Communities in Hihifo located to the North, Hahake in the Centre, and Mua to the South of Wallis have installed photovoltaic (PV) panel plants per district. Given the climatic conditions of the islands, the installation of PV panels supports the country’s transition to renewable energy.
A single PV device is known as a cell. An individual PV cell is usually small, typically producing about 1 or 2 watts of power while traditional electricity relies heavily on fossil fuels such as coal and natural gas. Not only are they bad for the environment, but they are also limited resources.
The project installation was made possible following an agreement with the heads of the villages from each. The project was set up by the Territorial Environment Service.
In keeping up with its sustainability drive around Wallis and Futuna, the villages in each islet conduct annual clean-ups every year.

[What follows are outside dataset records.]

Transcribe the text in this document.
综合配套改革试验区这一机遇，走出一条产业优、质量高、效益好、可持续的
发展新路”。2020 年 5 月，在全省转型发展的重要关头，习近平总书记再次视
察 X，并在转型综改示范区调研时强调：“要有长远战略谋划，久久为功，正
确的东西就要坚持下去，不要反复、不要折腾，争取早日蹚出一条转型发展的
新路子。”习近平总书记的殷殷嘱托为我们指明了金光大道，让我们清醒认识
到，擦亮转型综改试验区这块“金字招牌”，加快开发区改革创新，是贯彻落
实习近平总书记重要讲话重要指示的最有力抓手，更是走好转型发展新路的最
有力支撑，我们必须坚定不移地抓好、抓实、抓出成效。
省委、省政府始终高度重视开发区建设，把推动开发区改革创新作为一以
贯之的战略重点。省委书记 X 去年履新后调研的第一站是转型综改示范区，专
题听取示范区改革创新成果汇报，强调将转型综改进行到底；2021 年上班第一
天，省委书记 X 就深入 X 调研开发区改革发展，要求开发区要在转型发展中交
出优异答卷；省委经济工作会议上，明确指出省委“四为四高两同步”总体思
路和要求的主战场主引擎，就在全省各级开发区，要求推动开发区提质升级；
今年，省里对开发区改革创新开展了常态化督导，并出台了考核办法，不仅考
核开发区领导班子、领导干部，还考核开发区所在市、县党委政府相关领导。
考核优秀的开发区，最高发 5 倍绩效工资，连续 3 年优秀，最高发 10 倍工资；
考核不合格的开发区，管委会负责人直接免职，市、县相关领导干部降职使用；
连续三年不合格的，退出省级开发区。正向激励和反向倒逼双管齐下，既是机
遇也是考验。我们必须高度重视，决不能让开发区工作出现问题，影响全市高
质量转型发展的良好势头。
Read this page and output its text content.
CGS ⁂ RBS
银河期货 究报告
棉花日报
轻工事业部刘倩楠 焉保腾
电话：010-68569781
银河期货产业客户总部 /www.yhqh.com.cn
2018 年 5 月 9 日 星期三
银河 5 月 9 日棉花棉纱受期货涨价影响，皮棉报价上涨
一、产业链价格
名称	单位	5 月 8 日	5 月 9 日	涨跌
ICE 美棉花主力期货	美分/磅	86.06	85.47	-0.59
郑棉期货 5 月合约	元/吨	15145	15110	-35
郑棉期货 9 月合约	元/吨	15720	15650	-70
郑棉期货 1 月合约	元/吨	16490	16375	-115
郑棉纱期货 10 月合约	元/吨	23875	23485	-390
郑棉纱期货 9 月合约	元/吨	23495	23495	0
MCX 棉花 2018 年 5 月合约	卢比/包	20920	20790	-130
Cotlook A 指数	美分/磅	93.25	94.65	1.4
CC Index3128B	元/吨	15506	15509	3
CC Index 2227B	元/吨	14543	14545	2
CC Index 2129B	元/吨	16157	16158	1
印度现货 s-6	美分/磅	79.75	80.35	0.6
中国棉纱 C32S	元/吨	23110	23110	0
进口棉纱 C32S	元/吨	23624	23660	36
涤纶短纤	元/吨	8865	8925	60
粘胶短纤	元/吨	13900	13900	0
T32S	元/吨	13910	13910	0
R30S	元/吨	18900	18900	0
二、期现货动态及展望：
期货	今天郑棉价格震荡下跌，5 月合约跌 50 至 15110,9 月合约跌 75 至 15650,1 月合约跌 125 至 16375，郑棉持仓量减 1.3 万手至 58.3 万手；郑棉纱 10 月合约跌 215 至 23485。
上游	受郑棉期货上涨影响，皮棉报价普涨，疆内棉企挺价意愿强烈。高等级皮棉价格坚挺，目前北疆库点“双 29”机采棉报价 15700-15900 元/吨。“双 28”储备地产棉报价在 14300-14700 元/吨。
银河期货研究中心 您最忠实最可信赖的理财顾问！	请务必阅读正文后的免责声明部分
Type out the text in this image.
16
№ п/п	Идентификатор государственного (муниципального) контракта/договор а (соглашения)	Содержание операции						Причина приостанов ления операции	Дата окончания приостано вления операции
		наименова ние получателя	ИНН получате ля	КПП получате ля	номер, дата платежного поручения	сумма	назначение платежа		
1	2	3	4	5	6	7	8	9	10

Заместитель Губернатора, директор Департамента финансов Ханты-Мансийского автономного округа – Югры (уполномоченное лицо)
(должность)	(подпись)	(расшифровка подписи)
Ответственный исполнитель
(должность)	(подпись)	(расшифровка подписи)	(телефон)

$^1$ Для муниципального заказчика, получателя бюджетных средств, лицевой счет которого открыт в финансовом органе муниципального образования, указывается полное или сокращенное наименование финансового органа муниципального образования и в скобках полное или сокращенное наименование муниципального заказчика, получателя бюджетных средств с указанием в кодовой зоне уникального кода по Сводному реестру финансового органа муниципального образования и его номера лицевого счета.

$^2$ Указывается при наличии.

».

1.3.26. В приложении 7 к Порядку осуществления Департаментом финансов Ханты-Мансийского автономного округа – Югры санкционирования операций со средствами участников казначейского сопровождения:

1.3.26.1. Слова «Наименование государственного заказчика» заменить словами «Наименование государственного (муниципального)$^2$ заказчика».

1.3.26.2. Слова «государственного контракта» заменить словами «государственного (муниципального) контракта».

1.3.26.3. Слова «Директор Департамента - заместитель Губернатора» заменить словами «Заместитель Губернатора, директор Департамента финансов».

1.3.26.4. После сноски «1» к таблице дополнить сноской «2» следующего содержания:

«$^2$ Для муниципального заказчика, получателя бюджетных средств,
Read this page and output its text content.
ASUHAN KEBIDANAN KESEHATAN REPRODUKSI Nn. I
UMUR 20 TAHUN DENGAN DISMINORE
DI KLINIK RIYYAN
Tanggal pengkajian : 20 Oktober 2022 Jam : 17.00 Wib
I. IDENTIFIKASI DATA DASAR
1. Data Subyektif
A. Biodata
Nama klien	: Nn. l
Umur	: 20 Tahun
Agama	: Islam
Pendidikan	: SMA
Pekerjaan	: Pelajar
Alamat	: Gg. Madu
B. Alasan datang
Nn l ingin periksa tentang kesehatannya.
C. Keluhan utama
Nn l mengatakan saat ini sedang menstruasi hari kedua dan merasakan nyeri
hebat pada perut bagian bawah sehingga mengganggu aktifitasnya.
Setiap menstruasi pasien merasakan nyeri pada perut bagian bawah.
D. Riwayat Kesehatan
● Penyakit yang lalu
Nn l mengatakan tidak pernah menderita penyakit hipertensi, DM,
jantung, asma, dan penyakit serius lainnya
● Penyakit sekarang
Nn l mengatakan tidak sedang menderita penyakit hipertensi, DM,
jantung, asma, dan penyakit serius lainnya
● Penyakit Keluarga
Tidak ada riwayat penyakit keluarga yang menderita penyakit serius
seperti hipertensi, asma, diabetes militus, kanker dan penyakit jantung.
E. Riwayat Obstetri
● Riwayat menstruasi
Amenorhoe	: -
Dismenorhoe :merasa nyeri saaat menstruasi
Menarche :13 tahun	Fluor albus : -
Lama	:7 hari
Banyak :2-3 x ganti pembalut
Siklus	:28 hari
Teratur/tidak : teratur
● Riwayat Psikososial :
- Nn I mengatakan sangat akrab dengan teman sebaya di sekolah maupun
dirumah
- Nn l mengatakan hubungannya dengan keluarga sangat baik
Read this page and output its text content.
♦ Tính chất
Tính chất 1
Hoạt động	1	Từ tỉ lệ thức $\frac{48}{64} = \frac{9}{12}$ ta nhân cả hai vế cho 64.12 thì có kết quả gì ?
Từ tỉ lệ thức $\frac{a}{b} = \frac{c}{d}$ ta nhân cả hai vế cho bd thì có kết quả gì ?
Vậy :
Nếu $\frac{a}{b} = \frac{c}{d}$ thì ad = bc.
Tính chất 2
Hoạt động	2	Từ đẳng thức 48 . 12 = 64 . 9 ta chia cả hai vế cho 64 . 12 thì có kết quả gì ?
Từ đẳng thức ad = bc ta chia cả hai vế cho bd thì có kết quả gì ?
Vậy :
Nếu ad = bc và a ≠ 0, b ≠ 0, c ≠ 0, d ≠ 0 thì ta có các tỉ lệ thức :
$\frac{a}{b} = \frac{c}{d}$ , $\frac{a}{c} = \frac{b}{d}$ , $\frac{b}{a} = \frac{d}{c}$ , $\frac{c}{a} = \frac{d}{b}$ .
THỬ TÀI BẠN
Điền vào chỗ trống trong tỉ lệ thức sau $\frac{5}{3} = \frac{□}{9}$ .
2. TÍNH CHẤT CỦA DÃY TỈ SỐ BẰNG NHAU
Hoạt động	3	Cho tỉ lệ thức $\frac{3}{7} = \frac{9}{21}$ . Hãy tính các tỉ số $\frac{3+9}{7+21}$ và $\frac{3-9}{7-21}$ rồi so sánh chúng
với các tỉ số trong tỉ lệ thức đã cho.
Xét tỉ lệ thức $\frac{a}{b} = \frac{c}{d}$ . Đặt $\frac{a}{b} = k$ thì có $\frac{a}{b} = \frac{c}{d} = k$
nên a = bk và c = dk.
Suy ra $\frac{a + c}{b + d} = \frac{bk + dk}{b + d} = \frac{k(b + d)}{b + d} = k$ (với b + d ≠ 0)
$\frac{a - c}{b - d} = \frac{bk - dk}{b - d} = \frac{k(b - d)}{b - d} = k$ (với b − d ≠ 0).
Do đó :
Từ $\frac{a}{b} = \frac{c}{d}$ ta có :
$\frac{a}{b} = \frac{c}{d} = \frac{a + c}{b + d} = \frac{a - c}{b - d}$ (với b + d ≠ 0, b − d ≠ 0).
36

Humans generate more waste every day, even though landfill space is declining, and careless disposal results in more litter turning up in the environment. This waste releases harmful pollutants into the air, water, and soil, and can impact wildlife.
The island clean-up campaigns raise awareness about the scale of the litter problem and get people thinking about changing their behaviour. Clean-up actions are also an effective way to bring communities together and, by enhancing social bonds, make people more appreciative of their common environment.
The island clean-up campaigns started in 2020 and have been supported by the villages across the country. The campaigns stress the importance of maintaining hygienic living conditions for the health safety and well-being of locals and visitors alike.